Role Recall: Ethan Hawke Looks Back at 'Dead Poets Society,' 'Reality Bites' and More

Ethan Hawke is glad he didn’t achieve “instant celebrity.” The actor says he feels for actors like Julia Roberts and Matthew McConaughey, whose rapid ascent to stardom came with its share of difficulty. “It must be so hard,” Hawke tells Yahoo Movies as we revisit his breakout role in 1989’s Dead Poets Society. “I was just one of the Dead Poets.”

Perhaps it’s avoiding the pressures that come with overnight fame that has allowed Hawke to sustain an almost-30-year career that began with 1985’s Explorers and continues through this summer’s Boyhood. Directed by Richard Linklater, the critically acclaimed film was shot over 12 years to capture the aging of its main characters — Hawke, plus costars Ellar Coltrane, Patricia Arquette, and Lorelei Linklater.

Our latest edition of Role Recall (watch in two parts, above and below) will take you through three decades of the life and work of Ethan Hawke.

Explorers (1985)
Hawke was only 14 when he landed a role (his first) in this sci-fi adventure that initially suffered from comparisons to E.T. but went on to achieve cult status. The actor’s memories of it mostly revolve around his late co-star River Phoenix — “already a professional movie actor” — and the ill-fated time they stole a motorcycle.

Dead Poets Society (1989)
Hawke has no regrets about dropping out of Carnegie Mellon University during his freshman year to pursue this beloved prep-school drama, only his second movie. “I had no idea how grateful I should be at the time.
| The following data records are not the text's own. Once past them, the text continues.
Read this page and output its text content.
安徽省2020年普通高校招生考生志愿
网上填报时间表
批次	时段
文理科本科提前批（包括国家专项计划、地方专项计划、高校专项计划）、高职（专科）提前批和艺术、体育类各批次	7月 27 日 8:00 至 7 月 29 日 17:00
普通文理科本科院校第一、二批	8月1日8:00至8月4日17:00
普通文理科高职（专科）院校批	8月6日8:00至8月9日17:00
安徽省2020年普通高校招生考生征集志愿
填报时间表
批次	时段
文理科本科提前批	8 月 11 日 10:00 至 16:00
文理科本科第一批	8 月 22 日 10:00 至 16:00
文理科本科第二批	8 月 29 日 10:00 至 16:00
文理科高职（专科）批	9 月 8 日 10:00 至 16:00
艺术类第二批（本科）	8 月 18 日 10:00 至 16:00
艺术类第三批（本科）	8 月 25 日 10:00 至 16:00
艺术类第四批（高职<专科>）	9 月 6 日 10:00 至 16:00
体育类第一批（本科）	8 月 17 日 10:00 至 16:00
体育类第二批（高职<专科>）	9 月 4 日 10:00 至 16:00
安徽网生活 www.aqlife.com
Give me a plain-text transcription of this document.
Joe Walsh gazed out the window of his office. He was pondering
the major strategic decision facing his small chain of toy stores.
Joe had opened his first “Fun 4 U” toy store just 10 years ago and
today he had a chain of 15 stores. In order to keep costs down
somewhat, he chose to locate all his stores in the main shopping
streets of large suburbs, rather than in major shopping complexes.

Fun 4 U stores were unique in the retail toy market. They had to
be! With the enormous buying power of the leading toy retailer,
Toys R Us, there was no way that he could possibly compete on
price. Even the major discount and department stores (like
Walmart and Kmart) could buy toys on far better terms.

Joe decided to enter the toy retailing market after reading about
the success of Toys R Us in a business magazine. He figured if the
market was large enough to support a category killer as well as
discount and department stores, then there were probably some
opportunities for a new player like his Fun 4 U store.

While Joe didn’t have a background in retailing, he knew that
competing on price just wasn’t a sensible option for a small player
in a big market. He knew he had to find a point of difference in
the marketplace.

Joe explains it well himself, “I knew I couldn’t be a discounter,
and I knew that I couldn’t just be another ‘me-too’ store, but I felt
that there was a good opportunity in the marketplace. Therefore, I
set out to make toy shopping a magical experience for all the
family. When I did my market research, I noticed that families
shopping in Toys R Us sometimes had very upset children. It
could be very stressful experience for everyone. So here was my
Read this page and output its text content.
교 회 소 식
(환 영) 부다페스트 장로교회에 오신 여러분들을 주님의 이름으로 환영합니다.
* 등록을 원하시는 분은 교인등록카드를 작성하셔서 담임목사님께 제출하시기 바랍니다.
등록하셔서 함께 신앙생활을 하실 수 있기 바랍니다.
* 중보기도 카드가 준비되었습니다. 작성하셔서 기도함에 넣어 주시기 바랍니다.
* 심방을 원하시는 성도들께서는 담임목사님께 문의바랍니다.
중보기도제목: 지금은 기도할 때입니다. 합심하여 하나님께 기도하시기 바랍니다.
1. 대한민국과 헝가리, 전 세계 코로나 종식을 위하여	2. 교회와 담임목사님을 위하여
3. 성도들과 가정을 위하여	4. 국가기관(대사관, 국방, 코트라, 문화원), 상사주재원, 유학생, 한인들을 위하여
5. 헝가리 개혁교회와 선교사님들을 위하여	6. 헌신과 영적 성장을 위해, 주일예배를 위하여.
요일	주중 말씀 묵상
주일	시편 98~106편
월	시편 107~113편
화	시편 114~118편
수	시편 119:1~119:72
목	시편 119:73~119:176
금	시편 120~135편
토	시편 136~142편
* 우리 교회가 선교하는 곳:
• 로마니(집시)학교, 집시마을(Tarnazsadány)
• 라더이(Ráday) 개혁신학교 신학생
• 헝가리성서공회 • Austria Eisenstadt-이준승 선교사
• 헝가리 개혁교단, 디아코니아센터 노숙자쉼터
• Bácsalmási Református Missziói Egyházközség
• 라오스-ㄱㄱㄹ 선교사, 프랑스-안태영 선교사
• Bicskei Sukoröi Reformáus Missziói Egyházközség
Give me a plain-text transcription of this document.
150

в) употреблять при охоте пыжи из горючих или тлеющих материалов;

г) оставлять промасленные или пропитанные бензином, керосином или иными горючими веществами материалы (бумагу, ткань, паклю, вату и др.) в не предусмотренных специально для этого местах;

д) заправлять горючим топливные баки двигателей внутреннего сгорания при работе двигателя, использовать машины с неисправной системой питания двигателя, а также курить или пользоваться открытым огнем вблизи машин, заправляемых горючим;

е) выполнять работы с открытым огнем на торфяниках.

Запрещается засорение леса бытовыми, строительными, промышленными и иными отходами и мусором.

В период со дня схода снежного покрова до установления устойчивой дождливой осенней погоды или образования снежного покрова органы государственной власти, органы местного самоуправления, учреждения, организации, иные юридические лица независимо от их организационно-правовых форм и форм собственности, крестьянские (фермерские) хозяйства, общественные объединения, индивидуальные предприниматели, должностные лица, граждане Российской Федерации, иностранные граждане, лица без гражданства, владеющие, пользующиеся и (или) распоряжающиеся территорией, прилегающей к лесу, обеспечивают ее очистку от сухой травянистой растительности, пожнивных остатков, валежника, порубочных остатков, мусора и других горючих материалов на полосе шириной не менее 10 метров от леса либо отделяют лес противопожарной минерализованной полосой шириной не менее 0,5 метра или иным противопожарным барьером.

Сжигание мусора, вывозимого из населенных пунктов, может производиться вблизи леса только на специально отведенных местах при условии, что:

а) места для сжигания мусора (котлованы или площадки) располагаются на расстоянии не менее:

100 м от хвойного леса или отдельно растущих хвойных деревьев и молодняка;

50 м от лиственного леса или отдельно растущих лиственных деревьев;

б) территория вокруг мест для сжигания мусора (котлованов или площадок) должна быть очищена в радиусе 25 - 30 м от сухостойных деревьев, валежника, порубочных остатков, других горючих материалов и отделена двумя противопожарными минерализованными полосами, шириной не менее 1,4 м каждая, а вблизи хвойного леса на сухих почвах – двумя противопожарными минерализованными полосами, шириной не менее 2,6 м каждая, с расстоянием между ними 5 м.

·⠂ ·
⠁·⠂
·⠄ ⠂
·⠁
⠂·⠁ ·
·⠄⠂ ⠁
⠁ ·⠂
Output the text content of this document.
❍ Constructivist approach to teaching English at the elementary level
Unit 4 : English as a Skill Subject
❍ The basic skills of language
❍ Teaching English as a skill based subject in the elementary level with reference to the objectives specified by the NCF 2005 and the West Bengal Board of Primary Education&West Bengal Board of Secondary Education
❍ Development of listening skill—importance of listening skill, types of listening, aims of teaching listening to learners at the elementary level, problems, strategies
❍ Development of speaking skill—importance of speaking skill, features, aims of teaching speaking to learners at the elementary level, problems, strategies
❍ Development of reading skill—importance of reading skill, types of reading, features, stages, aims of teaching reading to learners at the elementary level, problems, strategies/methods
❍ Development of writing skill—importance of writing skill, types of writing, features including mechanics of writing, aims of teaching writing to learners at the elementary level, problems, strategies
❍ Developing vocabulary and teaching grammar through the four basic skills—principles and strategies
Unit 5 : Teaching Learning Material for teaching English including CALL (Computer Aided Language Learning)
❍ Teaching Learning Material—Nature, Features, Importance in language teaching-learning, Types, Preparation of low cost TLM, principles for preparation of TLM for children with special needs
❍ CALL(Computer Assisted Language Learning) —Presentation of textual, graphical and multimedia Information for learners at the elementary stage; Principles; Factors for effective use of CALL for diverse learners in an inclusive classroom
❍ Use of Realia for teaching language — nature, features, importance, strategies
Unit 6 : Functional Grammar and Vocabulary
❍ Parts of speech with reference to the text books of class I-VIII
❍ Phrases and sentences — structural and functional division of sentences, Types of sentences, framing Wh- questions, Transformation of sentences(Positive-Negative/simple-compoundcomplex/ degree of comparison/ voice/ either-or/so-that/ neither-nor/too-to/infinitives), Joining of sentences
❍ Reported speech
That job was a little miracle for me,” he says. The film was a box office hit and earned four Oscar nominations, including Best Picture.

Alive (1993)
Portraying a group of freezing, starving plane-crash survivors forced to turn to cannibalism to survive was just as miserable as you might think. “I didn’t enjoy one second of it,” Hawke says of the shoot. He also reveals what it was they were actually feasting on.

Reality Bites (1994)
Winona Ryder was at a peak in her career when she fought to cast Hawke in this Generation X-defining drama directed by a then-unknown Ben Stiller. “Nobody wanted me for that part. I was teetering on being washed-up. I was the kid from Dead Poets Society who hadn’t really done anything.”

Gattaca (1997)
Hawke met his future wife Uma Thurman on the set of this stylish sci-fi noir. “The funny thing about Gattaca to me now is that it’s a movie about genetic engineering, and we genetically engineered two children, Uma and I,” Hawke says. “I feel like it was the ultimate blind date.” The couple separated in 2003 and divorced in 2005.

Before Sunrise (1995), Before Sunset (2004) and Before Midnight (2013)
“Whenever I think about any of the Before movies I think about feeling like 10,000 Nazis are chasing me because I have so many lines to learn,” Hawke says about this acclaimed trilogy directed by Linklater and co-starring Julie Delpy. Some of the takes shot for the movies ran well over 10 minutes long, almost unheard of in modern filmmaking.

Training Day (2001)
Hawke says he was originally told Nick Nolte was set to play the role of the corrupt detective that would win Denzel Washington his first Academy Award – and even does a wicked Nolte impression. “I knew [Denzel] was going to win the Oscar,” Hawke says. “I knew it on about day three.” (Hawke also snagged a nomination for Best Supporting Actor.)

Boyhood (2014)
Hawke remembers when Linklater first told him the idea for this innovative coming-of-age story in 2001, and all the ‘what ifs’ that would follow over their 12-year journey. “We got so lucky. The cinema gods smiled on this project… There was a lot that just happened right.”